I woukd tackle this by stopping buying the snacks and 'easy' foods he's gorging on. Processed meats aren't good for anyone anyway. If the bulk of the food in the fridge is things like raw fish, beef or chicken, whole raw veg, etc, and the bulk of the food in the cupboards is dried pulses or beans and lentils, then just doing the prep will slow him right down. If the bread lives in the freezer, he'll have to crack the slices out and toast or microwave them. I'd freeze as much as the freezer will hold and just not buy ready made anything because he'll scarf it. Buy porridge oats instead of boxes of sugary cereal, or choose low sugar boring cereals like weetabix or shredded wheat.

Your older child might have to adapt a bit, too, but if your DH - or rather GH (greedy husband) simply can't open the fridge and mindlessly eat what he finds to hand but has to peel, chop, boil, toast or grill, it will give him time to think.

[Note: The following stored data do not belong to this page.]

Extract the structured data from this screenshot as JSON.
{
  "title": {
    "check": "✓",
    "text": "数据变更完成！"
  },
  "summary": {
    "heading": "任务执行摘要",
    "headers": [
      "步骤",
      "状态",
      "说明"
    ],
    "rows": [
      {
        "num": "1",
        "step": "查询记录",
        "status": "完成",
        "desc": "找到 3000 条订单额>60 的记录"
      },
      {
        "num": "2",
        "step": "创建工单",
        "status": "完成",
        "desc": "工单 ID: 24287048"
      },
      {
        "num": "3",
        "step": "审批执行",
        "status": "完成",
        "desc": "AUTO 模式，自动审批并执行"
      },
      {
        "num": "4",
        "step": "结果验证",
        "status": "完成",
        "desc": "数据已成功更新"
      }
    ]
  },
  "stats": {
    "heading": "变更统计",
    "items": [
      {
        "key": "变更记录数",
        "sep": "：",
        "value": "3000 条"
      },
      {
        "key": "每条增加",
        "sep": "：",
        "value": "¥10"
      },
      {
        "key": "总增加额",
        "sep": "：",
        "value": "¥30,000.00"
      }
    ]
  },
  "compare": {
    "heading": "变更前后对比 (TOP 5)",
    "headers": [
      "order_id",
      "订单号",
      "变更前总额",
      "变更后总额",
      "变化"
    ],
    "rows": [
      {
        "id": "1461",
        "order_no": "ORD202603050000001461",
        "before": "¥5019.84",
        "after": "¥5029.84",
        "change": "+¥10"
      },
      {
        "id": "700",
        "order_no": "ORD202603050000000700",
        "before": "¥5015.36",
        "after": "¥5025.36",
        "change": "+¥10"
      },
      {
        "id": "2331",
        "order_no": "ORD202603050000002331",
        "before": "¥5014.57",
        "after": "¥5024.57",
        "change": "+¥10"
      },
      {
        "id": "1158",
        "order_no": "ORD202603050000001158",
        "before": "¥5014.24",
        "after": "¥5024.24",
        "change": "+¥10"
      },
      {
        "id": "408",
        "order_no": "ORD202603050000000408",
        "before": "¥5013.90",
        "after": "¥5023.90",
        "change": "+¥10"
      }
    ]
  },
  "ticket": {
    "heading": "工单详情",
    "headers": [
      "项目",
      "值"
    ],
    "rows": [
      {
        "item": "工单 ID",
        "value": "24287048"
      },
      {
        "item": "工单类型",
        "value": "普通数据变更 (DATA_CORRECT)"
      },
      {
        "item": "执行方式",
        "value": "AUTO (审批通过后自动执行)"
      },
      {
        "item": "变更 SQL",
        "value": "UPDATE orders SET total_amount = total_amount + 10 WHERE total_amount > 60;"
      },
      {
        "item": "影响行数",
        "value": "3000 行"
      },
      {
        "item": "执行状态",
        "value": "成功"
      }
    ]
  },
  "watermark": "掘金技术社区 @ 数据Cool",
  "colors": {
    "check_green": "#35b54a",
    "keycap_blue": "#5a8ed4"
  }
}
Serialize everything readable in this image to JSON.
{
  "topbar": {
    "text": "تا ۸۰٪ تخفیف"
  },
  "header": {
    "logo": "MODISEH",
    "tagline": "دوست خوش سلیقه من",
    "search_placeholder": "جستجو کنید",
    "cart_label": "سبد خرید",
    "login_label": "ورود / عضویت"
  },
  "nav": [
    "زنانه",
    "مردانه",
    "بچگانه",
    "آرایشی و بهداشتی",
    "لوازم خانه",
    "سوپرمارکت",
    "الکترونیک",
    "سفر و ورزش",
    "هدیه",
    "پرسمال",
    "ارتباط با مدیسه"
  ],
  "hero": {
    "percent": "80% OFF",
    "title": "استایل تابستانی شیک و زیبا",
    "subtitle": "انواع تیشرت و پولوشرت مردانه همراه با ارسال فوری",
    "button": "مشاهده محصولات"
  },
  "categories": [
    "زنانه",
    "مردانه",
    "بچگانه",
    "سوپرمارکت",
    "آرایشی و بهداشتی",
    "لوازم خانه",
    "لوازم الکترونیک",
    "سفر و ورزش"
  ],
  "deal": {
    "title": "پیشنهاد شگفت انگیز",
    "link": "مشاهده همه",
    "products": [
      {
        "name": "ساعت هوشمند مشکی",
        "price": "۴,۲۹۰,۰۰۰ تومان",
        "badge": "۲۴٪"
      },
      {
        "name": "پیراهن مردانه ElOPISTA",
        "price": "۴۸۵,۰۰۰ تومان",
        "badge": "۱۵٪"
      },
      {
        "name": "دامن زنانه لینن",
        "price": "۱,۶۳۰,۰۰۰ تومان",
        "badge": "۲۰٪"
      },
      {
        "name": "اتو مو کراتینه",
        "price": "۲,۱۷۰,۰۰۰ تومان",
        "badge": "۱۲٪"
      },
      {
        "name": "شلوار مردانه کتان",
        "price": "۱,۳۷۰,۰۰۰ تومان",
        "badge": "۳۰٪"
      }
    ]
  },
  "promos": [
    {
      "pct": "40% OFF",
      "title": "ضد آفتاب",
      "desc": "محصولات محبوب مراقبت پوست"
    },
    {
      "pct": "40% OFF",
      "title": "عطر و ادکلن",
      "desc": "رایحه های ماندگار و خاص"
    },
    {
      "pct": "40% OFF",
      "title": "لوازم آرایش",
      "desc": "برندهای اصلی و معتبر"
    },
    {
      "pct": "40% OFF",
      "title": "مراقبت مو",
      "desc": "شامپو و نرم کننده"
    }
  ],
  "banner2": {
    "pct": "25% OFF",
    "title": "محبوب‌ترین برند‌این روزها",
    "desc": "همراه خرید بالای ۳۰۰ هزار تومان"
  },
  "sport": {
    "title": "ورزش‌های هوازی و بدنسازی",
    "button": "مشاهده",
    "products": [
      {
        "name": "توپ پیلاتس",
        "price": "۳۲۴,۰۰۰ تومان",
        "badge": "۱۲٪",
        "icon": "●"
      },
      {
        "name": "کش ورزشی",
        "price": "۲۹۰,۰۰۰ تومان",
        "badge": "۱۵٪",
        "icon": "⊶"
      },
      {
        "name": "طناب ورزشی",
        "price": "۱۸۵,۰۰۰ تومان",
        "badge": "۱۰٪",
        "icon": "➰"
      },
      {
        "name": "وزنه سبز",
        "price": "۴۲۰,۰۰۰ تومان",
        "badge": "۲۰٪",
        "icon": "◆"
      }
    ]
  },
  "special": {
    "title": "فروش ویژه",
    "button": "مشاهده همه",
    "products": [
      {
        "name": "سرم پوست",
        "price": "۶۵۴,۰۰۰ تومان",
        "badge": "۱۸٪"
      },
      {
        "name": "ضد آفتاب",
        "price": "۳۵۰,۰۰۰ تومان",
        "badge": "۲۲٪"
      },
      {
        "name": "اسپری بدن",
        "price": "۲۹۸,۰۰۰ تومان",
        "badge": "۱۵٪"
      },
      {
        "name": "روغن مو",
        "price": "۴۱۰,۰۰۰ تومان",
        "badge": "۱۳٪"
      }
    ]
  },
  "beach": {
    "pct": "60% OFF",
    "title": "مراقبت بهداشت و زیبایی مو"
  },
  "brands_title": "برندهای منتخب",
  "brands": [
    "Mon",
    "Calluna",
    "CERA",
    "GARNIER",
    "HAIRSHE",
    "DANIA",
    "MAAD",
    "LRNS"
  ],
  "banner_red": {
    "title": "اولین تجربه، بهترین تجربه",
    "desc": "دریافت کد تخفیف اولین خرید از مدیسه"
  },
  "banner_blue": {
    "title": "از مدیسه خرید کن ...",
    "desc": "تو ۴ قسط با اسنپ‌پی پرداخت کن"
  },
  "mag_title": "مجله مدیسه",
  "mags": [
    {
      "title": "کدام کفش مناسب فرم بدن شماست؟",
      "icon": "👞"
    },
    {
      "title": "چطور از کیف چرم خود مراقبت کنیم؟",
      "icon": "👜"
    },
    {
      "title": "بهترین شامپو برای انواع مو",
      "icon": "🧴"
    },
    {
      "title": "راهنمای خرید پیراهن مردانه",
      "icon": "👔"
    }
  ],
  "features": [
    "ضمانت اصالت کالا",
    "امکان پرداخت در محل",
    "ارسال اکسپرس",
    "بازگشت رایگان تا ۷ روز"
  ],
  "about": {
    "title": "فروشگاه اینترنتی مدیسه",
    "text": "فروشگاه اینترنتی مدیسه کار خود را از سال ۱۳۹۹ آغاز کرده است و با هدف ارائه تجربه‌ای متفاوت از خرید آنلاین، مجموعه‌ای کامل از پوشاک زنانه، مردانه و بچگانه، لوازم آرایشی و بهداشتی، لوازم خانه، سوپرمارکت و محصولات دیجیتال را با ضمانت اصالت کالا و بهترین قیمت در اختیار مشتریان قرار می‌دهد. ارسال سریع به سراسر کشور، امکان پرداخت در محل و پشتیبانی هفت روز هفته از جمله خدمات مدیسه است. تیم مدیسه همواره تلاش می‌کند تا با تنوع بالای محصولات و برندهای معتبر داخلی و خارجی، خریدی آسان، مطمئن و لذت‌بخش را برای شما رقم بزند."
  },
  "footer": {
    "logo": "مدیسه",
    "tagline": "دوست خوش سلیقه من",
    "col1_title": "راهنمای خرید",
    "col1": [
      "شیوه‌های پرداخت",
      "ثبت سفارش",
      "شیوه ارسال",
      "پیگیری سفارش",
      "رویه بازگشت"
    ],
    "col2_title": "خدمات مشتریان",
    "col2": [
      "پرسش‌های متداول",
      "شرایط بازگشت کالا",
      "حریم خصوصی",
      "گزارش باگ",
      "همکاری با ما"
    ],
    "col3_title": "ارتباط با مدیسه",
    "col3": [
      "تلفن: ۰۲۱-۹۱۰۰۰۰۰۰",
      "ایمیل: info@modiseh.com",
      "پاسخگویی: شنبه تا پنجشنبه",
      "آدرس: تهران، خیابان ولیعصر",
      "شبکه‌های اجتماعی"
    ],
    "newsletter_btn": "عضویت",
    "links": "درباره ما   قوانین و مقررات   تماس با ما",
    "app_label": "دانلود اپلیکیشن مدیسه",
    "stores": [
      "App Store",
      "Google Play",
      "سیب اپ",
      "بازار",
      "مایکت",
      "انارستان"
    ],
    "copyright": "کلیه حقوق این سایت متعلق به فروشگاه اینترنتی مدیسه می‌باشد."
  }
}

You might have to keep a very secret stash of little treats for the ones in the house who have their appetites under control!

As he scarfs his way through the easy stuff, just don't replace it.

Is he really working all that time or is something else happening on his computer - gambling? Porn? YouTube clips of car restorations? He needs to get some regular exercise breaks in. Perversely, there's nothing that makes you hungrier than sitting at a screen all day. Boredom is another enemy!

You sound like a great cook. When you deliberately over-cater at meals, why not give him a big plateful and put the rest in the fridge so he gets it later when he does a raid? It will space the eating out.

Never ever clear up after his binges. It's colluding and enabling; the equivalent of disposing of the alcoholic's empty bottles. Don't prepare anything for him until he has made the kitchen fit to work in. People like him will happily watch you work yourself to death if you are soft enough to do it.

Good luck!

NearlyGranny · 08/05/2020 09:36

pictish, my DH after I gave him a five point ultimatum: I need to see these changes or I will divorce you!

It was a last resort and I wasn't demanding anything unreasonable or dealing with any addictions. I did give him a paper copy and a highlighter and invite him to mark anything he thought I had no right to expect from him.

And I had tried everything else first and reached the end of my tether. Now he tells me he just wishes I had done it sooner. 🤦🏼‍♀️

CrazyTimesAreOccurring · 08/05/2020 10:54

Great post @NearlyGranny. Am glad it worked out for you. The only niggle I have is when you said Now he tells me he just wishes I had done it sooner that is sad he didnt say he wishes he had been an adult and sorted himself out rather than it being on your shoulders. Especially when he must have seen you were at the end of your tether.
But anyway, that doesnt take away from your great tips for the OP.